1. Read in the Stat 113 data from http://myslu.stlawu.edu/~iramler/stat201/datasets/Stat113Fall2016.csv.

    1. Find the mean GPA and number of students by section. Try using piping.

    2. Select the SAT columns using the select function (see “Helper” part on sheet). Print rows with the top 10 Math SAT scores.

    3. Count how many are missing Math SAT scores.

    4. Count how many are missing at least one of the SAT scores. (Hint: Use | for “or”.)

    5. Calculate BMI for students…append this new variable to the stat 113 data and create a new object called statBMI to store all the results.

    6. Keep only columns of BMI and sport question. Call this new object sportBMI.

    7. Keep only rows where people answered the sport question and replace sportBMI with this cleaned data.

      1. Start by first determining what choices there were for the sport question (Hint: use the table function that is not part of the dplyr package.)
      2. Now filter out the blanks.
      3. Check your result with the head function.
      4. FYI, if you mess something up, sportBMI is messed up (since you are saving over the old object). If this happens, go back to part f to remake it and start fresh.
    8. If you have not done so already, combine parts e, f, and g into one long string of piped commands. (Be sure to drop the NA BMIs as well.)

    9. Compare BMI for athletes vs non-athletes.
      1. Graphically - See if you can use a violin plot and put a boxplot inside of it.
      2. Numerically - Get the 5 number summary and the number of students in each group. (Hint: Check out the quantile function. You’ll need to probs option.)
    10. Assuming that the Stat 113 students in this data represent a random (or at least representative) sample of SLU students, is there a statistically significant difference in average BMI values between athletes and non-athletes?

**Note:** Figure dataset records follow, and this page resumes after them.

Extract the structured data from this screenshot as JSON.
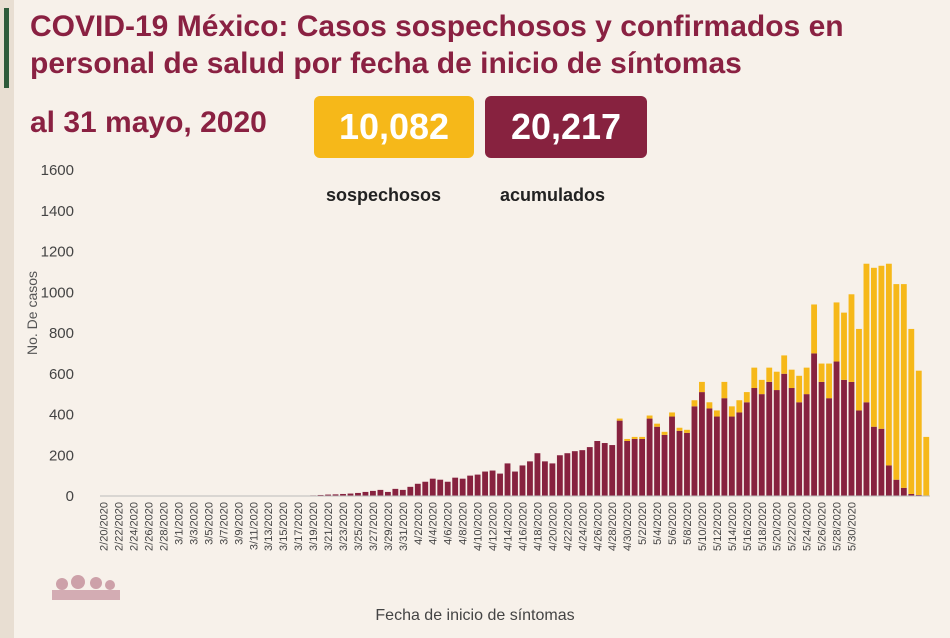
{
  "header": {
    "title": "COVID-19 México: Casos sospechosos y confirmados en personal de salud por fecha de inicio de síntomas",
    "date": "al 31 mayo, 2020"
  },
  "badges": {
    "suspected_value": "10,082",
    "accumulated_value": "20,217",
    "suspected_label": "sospechosos",
    "accumulated_label": "acumulados"
  },
  "colors": {
    "suspected": "#f6b819",
    "confirmed": "#87223f",
    "title": "#8a2142"
  },
  "chart_data": {
    "type": "bar",
    "stacked": true,
    "xlabel": "Fecha de inicio de síntomas",
    "ylabel": "No. De casos",
    "ylim": [
      0,
      1600
    ],
    "yticks": [
      0,
      200,
      400,
      600,
      800,
      1000,
      1200,
      1400,
      1600
    ],
    "grid": false,
    "start_date": "2020-02-20",
    "tick_labels": [
      "2/20/2020",
      "2/22/2020",
      "2/24/2020",
      "2/26/2020",
      "2/28/2020",
      "3/1/2020",
      "3/3/2020",
      "3/5/2020",
      "3/7/2020",
      "3/9/2020",
      "3/11/2020",
      "3/13/2020",
      "3/15/2020",
      "3/17/2020",
      "3/19/2020",
      "3/21/2020",
      "3/23/2020",
      "3/25/2020",
      "3/27/2020",
      "3/29/2020",
      "3/31/2020",
      "4/2/2020",
      "4/4/2020",
      "4/6/2020",
      "4/8/2020",
      "4/10/2020",
      "4/12/2020",
      "4/14/2020",
      "4/16/2020",
      "4/18/2020",
      "4/20/2020",
      "4/22/2020",
      "4/24/2020",
      "4/26/2020",
      "4/28/2020",
      "4/30/2020",
      "5/2/2020",
      "5/4/2020",
      "5/6/2020",
      "5/8/2020",
      "5/10/2020",
      "5/12/2020",
      "5/14/2020",
      "5/16/2020",
      "5/18/2020",
      "5/20/2020",
      "5/22/2020",
      "5/24/2020",
      "5/26/2020",
      "5/28/2020",
      "5/30/2020"
    ],
    "series": [
      {
        "name": "acumulados",
        "values": [
          0,
          0,
          0,
          0,
          0,
          0,
          0,
          0,
          0,
          0,
          0,
          0,
          0,
          0,
          0,
          0,
          0,
          0,
          0,
          0,
          0,
          0,
          1,
          0,
          0,
          0,
          1,
          0,
          3,
          5,
          7,
          8,
          10,
          12,
          15,
          20,
          25,
          30,
          20,
          35,
          30,
          45,
          60,
          70,
          85,
          80,
          70,
          90,
          85,
          100,
          105,
          120,
          125,
          110,
          160,
          120,
          150,
          170,
          210,
          170,
          160,
          200,
          210,
          220,
          225,
          240,
          270,
          260,
          250,
          370,
          270,
          280,
          280,
          380,
          340,
          300,
          390,
          320,
          310,
          440,
          510,
          430,
          390,
          480,
          390,
          410,
          460,
          530,
          500,
          560,
          520,
          600,
          530,
          460,
          500,
          700,
          560,
          480,
          660,
          570,
          560,
          420,
          460,
          340,
          330,
          150,
          80,
          40,
          10,
          5,
          0
        ]
      },
      {
        "name": "sospechosos",
        "values": [
          0,
          0,
          0,
          0,
          0,
          0,
          0,
          0,
          0,
          0,
          0,
          0,
          0,
          0,
          0,
          0,
          0,
          0,
          0,
          0,
          0,
          0,
          0,
          0,
          0,
          0,
          0,
          0,
          0,
          0,
          0,
          0,
          0,
          0,
          0,
          0,
          0,
          0,
          0,
          0,
          0,
          0,
          0,
          0,
          0,
          0,
          0,
          0,
          0,
          0,
          0,
          0,
          0,
          0,
          0,
          0,
          0,
          0,
          0,
          0,
          0,
          0,
          0,
          0,
          0,
          0,
          0,
          0,
          0,
          10,
          10,
          10,
          10,
          15,
          15,
          15,
          20,
          15,
          15,
          30,
          50,
          30,
          30,
          80,
          50,
          60,
          50,
          100,
          70,
          70,
          90,
          90,
          90,
          130,
          130,
          240,
          90,
          170,
          290,
          330,
          430,
          400,
          680,
          780,
          800,
          990,
          960,
          1000,
          810,
          610,
          290,
          60
        ]
      }
    ]
  }
}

    11. Using the 5 number summary, compare athletes vs non-athlete by gender. Hint: You’ll need to “remake” the data and possible clean it some first.

    12. Using ggplots, graphically compare athletes vs non-athlete by gender. Hint: You have two factors here…if googling for help, be sure to include that in your search.

  2. Starting with the full Stat 113 dataset
    1. Check out the “Data Visualization” sheet and pick a few plots to try to make.
      • Be sure to think about what type of data is needed
      • Might be helpful to check out google for more details for examples on a command
    2. Add numerical summaries and/or inference to the research questions you’ve come up with.